Every time I come back to Poland, first thing I do is going to the doctor’s and the pharmacy. Later on, one half of my hand luggage is filled with medication, the other half – with meat chops or pâté made by mum.
Sometimes the universal English ‘antibiotic,’ more commonly known as ‘paracetamol,’ just won’t work, the illness attacks more aggressively and the body needs to be supported by something stronger so that it doesn’t lose the battle. One goes to the doctor’s. In Poland – it’s pretty obvious. One leaves the surgery with a pile of prescriptions and the whole list of medications. In Britain – not necessarily.
I live in a bay area and very often it so happens that we, both the Polish and the English, suffer from… sinuses. ‘Sorry, it must be the climate,’ as the natives would say.
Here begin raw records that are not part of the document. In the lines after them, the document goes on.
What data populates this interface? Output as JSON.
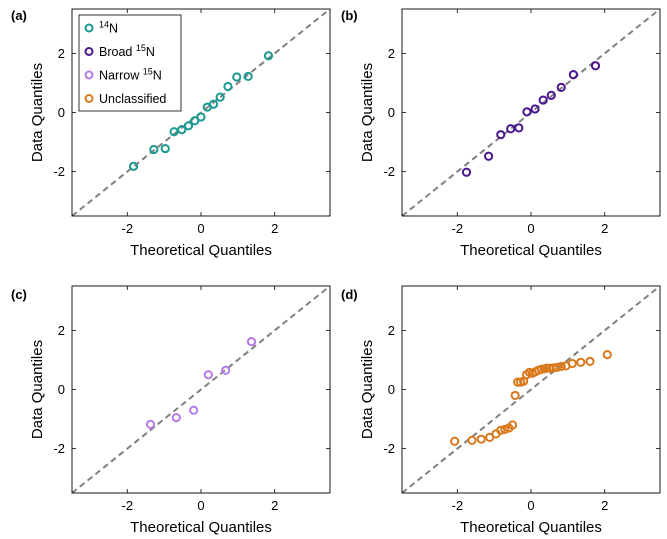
{
  "panel_labels": [
    "(a)",
    "(b)",
    "(c)",
    "(d)"
  ],
  "legend": {
    "placement": "top-left of panel (a)",
    "entries": [
      {
        "pre": "",
        "sup": "14",
        "post": "N",
        "color": "#1a9a92"
      },
      {
        "pre": "Broad ",
        "sup": "15",
        "post": "N",
        "color": "#4b1590"
      },
      {
        "pre": "Narrow ",
        "sup": "15",
        "post": "N",
        "color": "#b57be8"
      },
      {
        "pre": "Unclassified",
        "sup": "",
        "post": "",
        "color": "#d9791c"
      }
    ]
  },
  "colors": {
    "reference_line": "#808080",
    "14N": "#1a9a92",
    "broad_15N": "#4b1590",
    "narrow_15N": "#b57be8",
    "unclassified": "#d9791c"
  },
  "chart_data": [
    {
      "type": "scatter",
      "panel": "(a)",
      "xlabel": "Theoretical Quantiles",
      "ylabel": "Data Quantiles",
      "xlim": [
        -3.5,
        3.5
      ],
      "ylim": [
        -3.5,
        3.5
      ],
      "xticks": [
        -2,
        0,
        2
      ],
      "yticks": [
        -2,
        0,
        2
      ],
      "reference_line": "y = x (dashed)",
      "grid": false,
      "series": [
        {
          "name": "14N",
          "color": "#1a9a92",
          "x": [
            -1.83,
            -1.28,
            -0.97,
            -0.73,
            -0.52,
            -0.34,
            -0.17,
            0.0,
            0.17,
            0.34,
            0.52,
            0.73,
            0.97,
            1.28,
            1.83
          ],
          "y": [
            -1.82,
            -1.25,
            -1.22,
            -0.65,
            -0.58,
            -0.45,
            -0.28,
            -0.15,
            0.18,
            0.28,
            0.52,
            0.88,
            1.2,
            1.22,
            1.92
          ]
        }
      ]
    },
    {
      "type": "scatter",
      "panel": "(b)",
      "xlabel": "Theoretical Quantiles",
      "ylabel": "Data Quantiles",
      "xlim": [
        -3.5,
        3.5
      ],
      "ylim": [
        -3.5,
        3.5
      ],
      "xticks": [
        -2,
        0,
        2
      ],
      "yticks": [
        -2,
        0,
        2
      ],
      "reference_line": "y = x (dashed)",
      "grid": false,
      "series": [
        {
          "name": "Broad 15N",
          "color": "#4b1590",
          "x": [
            -1.75,
            -1.15,
            -0.82,
            -0.55,
            -0.33,
            -0.11,
            0.11,
            0.33,
            0.55,
            0.82,
            1.15,
            1.75
          ],
          "y": [
            -2.02,
            -1.48,
            -0.75,
            -0.55,
            -0.52,
            0.02,
            0.12,
            0.42,
            0.58,
            0.85,
            1.28,
            1.58
          ]
        }
      ]
    },
    {
      "type": "scatter",
      "panel": "(c)",
      "xlabel": "Theoretical Quantiles",
      "ylabel": "Data Quantiles",
      "xlim": [
        -3.5,
        3.5
      ],
      "ylim": [
        -3.5,
        3.5
      ],
      "xticks": [
        -2,
        0,
        2
      ],
      "yticks": [
        -2,
        0,
        2
      ],
      "reference_line": "y = x (dashed)",
      "grid": false,
      "series": [
        {
          "name": "Narrow 15N",
          "color": "#b57be8",
          "x": [
            -1.37,
            -0.67,
            -0.2,
            0.2,
            0.67,
            1.37
          ],
          "y": [
            -1.18,
            -0.95,
            -0.7,
            0.5,
            0.65,
            1.62
          ]
        }
      ]
    },
    {
      "type": "scatter",
      "panel": "(d)",
      "xlabel": "Theoretical Quantiles",
      "ylabel": "Data Quantiles",
      "xlim": [
        -3.5,
        3.5
      ],
      "ylim": [
        -3.5,
        3.5
      ],
      "xticks": [
        -2,
        0,
        2
      ],
      "yticks": [
        -2,
        0,
        2
      ],
      "reference_line": "y = x (dashed)",
      "grid": false,
      "series": [
        {
          "name": "Unclassified",
          "color": "#d9791c",
          "x": [
            -2.07,
            -1.6,
            -1.35,
            -1.12,
            -0.95,
            -0.82,
            -0.71,
            -0.6,
            -0.5,
            -0.43,
            -0.36,
            -0.28,
            -0.2,
            -0.12,
            -0.04,
            0.04,
            0.12,
            0.2,
            0.28,
            0.36,
            0.43,
            0.5,
            0.6,
            0.71,
            0.82,
            0.95,
            1.12,
            1.35,
            1.6,
            2.07
          ],
          "y": [
            -1.75,
            -1.72,
            -1.68,
            -1.62,
            -1.5,
            -1.38,
            -1.35,
            -1.3,
            -1.2,
            -0.2,
            0.25,
            0.25,
            0.28,
            0.5,
            0.58,
            0.55,
            0.6,
            0.65,
            0.68,
            0.7,
            0.72,
            0.72,
            0.73,
            0.75,
            0.78,
            0.8,
            0.88,
            0.92,
            0.95,
            1.18
          ]
        }
      ]
    }
  ]
}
I went to the doctor’s one time, thrilled that I could actually get an emergency appointment. My nose was running a marathon, my ears were blocked so much that the pain was merging the grey and white matters in my brain. However, the doctor was adamant that an antihistamine from under the counter should be enough. If not, I was supposed to come back in a week’s time.
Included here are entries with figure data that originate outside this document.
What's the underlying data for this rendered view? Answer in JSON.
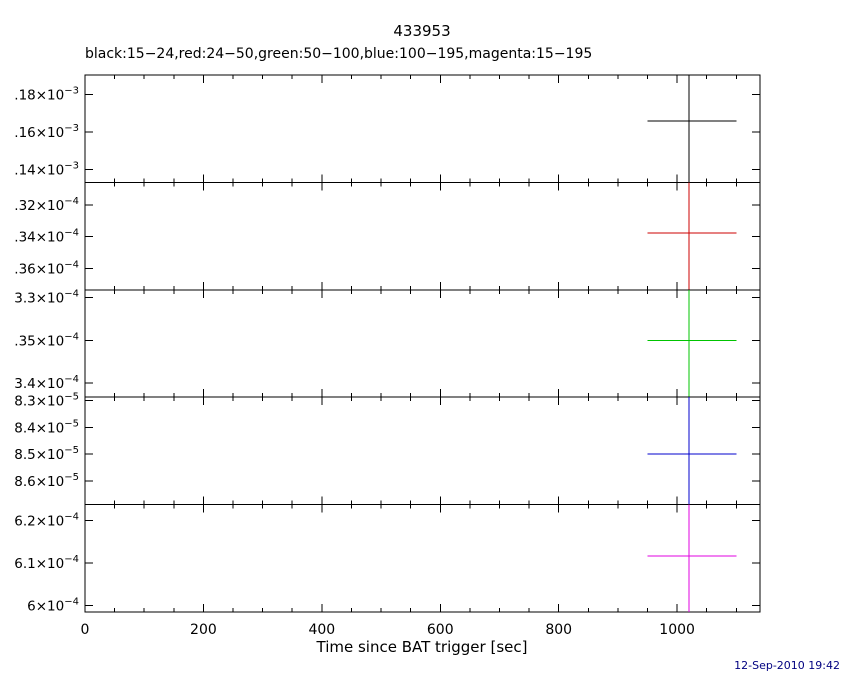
{
  "title": "433953",
  "subtitle": "black:15−24,red:24−50,green:50−100,blue:100−195,magenta:15−195",
  "xlabel": "Time since BAT trigger [sec]",
  "timestamp": "12-Sep-2010 19:42",
  "colors": {
    "frame": "#000000",
    "timestamp": "#000080"
  },
  "chart_data": {
    "type": "scatter",
    "title": "433953",
    "subtitle": "black:15−24,red:24−50,green:50−100,blue:100−195,magenta:15−195",
    "xlabel": "Time since BAT trigger [sec]",
    "x_range": [
      0,
      1140
    ],
    "x_major_ticks": [
      0,
      200,
      400,
      600,
      800,
      1000
    ],
    "x_minor_step": 50,
    "grid": false,
    "legend_position": "subtitle-line",
    "panels": [
      {
        "series": "black:15−24",
        "color_name": "black",
        "band_kev": "15−24",
        "color": "#000000",
        "exponent": "−3",
        "y_ticks": [
          {
            "label_mantissa": ".18×10",
            "label_exponent": "−3",
            "frac": 0.18
          },
          {
            "label_mantissa": ".16×10",
            "label_exponent": "−3",
            "frac": 0.53
          },
          {
            "label_mantissa": ".14×10",
            "label_exponent": "−3",
            "frac": 0.88
          }
        ],
        "point": {
          "x": 1020,
          "x_err_lo": 950,
          "x_err_hi": 1100,
          "y_frac": 0.43,
          "y_est": ".166×10−3",
          "y_err": "full-panel"
        }
      },
      {
        "series": "red:24−50",
        "color_name": "red",
        "band_kev": "24−50",
        "color": "#cc0000",
        "exponent": "−4",
        "y_ticks": [
          {
            "label_mantissa": ".32×10",
            "label_exponent": "−4",
            "frac": 0.21
          },
          {
            "label_mantissa": ".34×10",
            "label_exponent": "−4",
            "frac": 0.505
          },
          {
            "label_mantissa": ".36×10",
            "label_exponent": "−4",
            "frac": 0.8
          }
        ],
        "point": {
          "x": 1020,
          "x_err_lo": 950,
          "x_err_hi": 1100,
          "y_frac": 0.47,
          "y_est": ".338×10−4",
          "y_err": "full-panel"
        }
      },
      {
        "series": "green:50−100",
        "color_name": "green",
        "band_kev": "50−100",
        "color": "#00c400",
        "exponent": "−4",
        "y_ticks": [
          {
            "label_mantissa": "3.3×10",
            "label_exponent": "−4",
            "frac": 0.07
          },
          {
            "label_mantissa": ".35×10",
            "label_exponent": "−4",
            "frac": 0.47
          },
          {
            "label_mantissa": "3.4×10",
            "label_exponent": "−4",
            "frac": 0.87
          }
        ],
        "point": {
          "x": 1020,
          "x_err_lo": 950,
          "x_err_hi": 1100,
          "y_frac": 0.47,
          "y_est": "3.35×10−4",
          "y_err": "full-panel"
        }
      },
      {
        "series": "blue:100−195",
        "color_name": "blue",
        "band_kev": "100−195",
        "color": "#0000cc",
        "exponent": "−5",
        "y_ticks": [
          {
            "label_mantissa": "8.3×10",
            "label_exponent": "−5",
            "frac": 0.03
          },
          {
            "label_mantissa": "8.4×10",
            "label_exponent": "−5",
            "frac": 0.28
          },
          {
            "label_mantissa": "8.5×10",
            "label_exponent": "−5",
            "frac": 0.53
          },
          {
            "label_mantissa": "8.6×10",
            "label_exponent": "−5",
            "frac": 0.78
          }
        ],
        "point": {
          "x": 1020,
          "x_err_lo": 950,
          "x_err_hi": 1100,
          "y_frac": 0.53,
          "y_est": "8.5×10−5",
          "y_err": "full-panel"
        }
      },
      {
        "series": "magenta:15−195",
        "color_name": "magenta",
        "band_kev": "15−195",
        "color": "#e000e0",
        "exponent": "−4",
        "y_ticks": [
          {
            "label_mantissa": "6.2×10",
            "label_exponent": "−4",
            "frac": 0.15
          },
          {
            "label_mantissa": "6.1×10",
            "label_exponent": "−4",
            "frac": 0.545
          },
          {
            "label_mantissa": "6×10",
            "label_exponent": "−4",
            "frac": 0.94
          }
        ],
        "point": {
          "x": 1020,
          "x_err_lo": 950,
          "x_err_hi": 1100,
          "y_frac": 0.48,
          "y_est": "6.12×10−4",
          "y_err": "full-panel"
        }
      }
    ]
  }
}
After a week of mainly Polish traditional self-treatment (such as garlic), not only could I not hear, but also I couldn’t speak. Probably not enough vitamin C in the onion I was eating. My larynx was totally infected (voicelessness), a breathing problem started. I came back to the doctor’s. The same one as last time. He looked at me and shrugging his shoulders he asked:
“But what do you expect from me? I can’t prescribe any antibiotics as I can’t see any reason to.”
I am not criticising the British health care.
But what does this history tell about us, Poles? It’s enough to watch the commercials on our Polish TV during dinner or supper. A medicine for flatulence. A medicine for lack of flatulence. A medicine for a dry eye. A medicine for haemorrhoids. For the whites. For itching. (Meat chops immediately taste better during such a run :-))
Can we, Poles, be treated at all abroad? In Britain, TV and radio commercials regarding any medication are so rarely emitted that sometimes I think they’re banned. Aren’t they?